14 Porque si perdonáis a los hombres sus ofensas, también os perdonará vuestro Padre celestial,
15 pero si no perdonáis a los hombres, tampoco vuestro Padre perdonará vuestras ofensas.
16 Cuando ayunéis, no pongáis cara triste, como los hipócritas que desfiguran sus rostros para hacer ver a los hombres que ayunan. En verdad os digo que ya han recibido su paga.
17 Tú, en cambio, cuando ayunes, perfúmate la cabeza y lávate la cara,
18 para que tu ayuno lo note, no los hombres, sino tu Padre, que está en lo escondido; y tu Padre, que ve en lo escondido, te recompensará.
Riquezas y preocupaciones
19 No atesoréis para vosotros tesoros en la tierra, donde la polilla y la carcoma los roen y donde los ladrones abren boquetes y los roban.
20 Haceos tesoros en el cielo, donde no hay polilla ni carcoma que los roen, ni ladrones que abren boquetes y roban.
21 Porque donde está tu tesoro, allí estará tu corazón.
22 La lámpara del cuerpo es el ojo. Si tu ojo está sano, tu cuerpo entero tendrá luz;
23 pero si tu ojo está enfermo, tu cuerpo entero estará a oscuras. Si, pues, la luz que hay en ti está oscura, ¡cuánta será la oscuridad!
24 Nadie puede servir a dos señores. Porque despreciará a uno y amará al otro; o, al contrario, se dedicará al primero y no hará caso del segundo. No podéis servir a Dios y al dinero.
25 Por eso os digo: no estéis agobiados por vuestra vida pensando qué vais a comer, ni por vuestro cuerpo pensando con qué os vais a vestir. ¿No vale más la vida que el alimento, y el cuerpo que el vestido?
26 Mirad los pájaros del cielo: no siembran ni siegan, ni almacenan y, sin embargo, vuestro Padre celestial los alimenta. ¿No valéis vosotros más que ellos?

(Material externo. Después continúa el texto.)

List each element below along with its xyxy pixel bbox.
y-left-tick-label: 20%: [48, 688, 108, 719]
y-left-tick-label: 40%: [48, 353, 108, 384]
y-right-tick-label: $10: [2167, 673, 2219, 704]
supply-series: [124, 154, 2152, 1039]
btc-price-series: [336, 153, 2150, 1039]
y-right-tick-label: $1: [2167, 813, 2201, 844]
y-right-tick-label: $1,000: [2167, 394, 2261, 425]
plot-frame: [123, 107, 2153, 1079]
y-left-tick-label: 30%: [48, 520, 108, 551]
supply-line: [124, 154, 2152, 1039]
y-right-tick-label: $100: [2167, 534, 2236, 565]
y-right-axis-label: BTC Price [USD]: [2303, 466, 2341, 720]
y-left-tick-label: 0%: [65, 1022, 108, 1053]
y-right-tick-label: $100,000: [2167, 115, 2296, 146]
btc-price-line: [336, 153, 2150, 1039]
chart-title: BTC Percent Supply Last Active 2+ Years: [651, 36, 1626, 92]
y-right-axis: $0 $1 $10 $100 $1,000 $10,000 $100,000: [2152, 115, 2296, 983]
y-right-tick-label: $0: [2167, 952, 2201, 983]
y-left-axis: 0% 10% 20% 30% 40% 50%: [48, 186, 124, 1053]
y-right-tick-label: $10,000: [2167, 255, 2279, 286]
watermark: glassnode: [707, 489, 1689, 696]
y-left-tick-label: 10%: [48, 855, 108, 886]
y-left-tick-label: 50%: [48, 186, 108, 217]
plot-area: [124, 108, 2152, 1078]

27 ¿Quién de vosotros, a fuerza de agobiarse, podrá añadir una hora al tiempo de su vida?
28 ¿Por qué os agobiáis por el vestido? Fijaos cómo crecen los lirios del campo: ni trabajan ni hilan.
29 Y os digo que ni Salomón, en todo su fasto, estaba vestido como uno de ellos.
30 Pues si a la hierba, que hoy está en el campo y mañana se arroja al horno, Dios la viste así, ¿no hará mucho más por vosotros, gente de poca fe?
31 No andéis agobiados pensando qué vais a comer, o qué vais a beber, o con qué os vais a vestir.
32 Los paganos se afanan por esas cosas. Ya sabe vuestro Padre celestial que tenéis necesidad de todo eso.
33 Buscad sobre todo el reino de Dios y su justicia; y todo esto se os dará por añadidura.
34 Por tanto, no os agobiéis por el mañana, porque el mañana traerá su propio agobio. A cada día le basta su desgracia.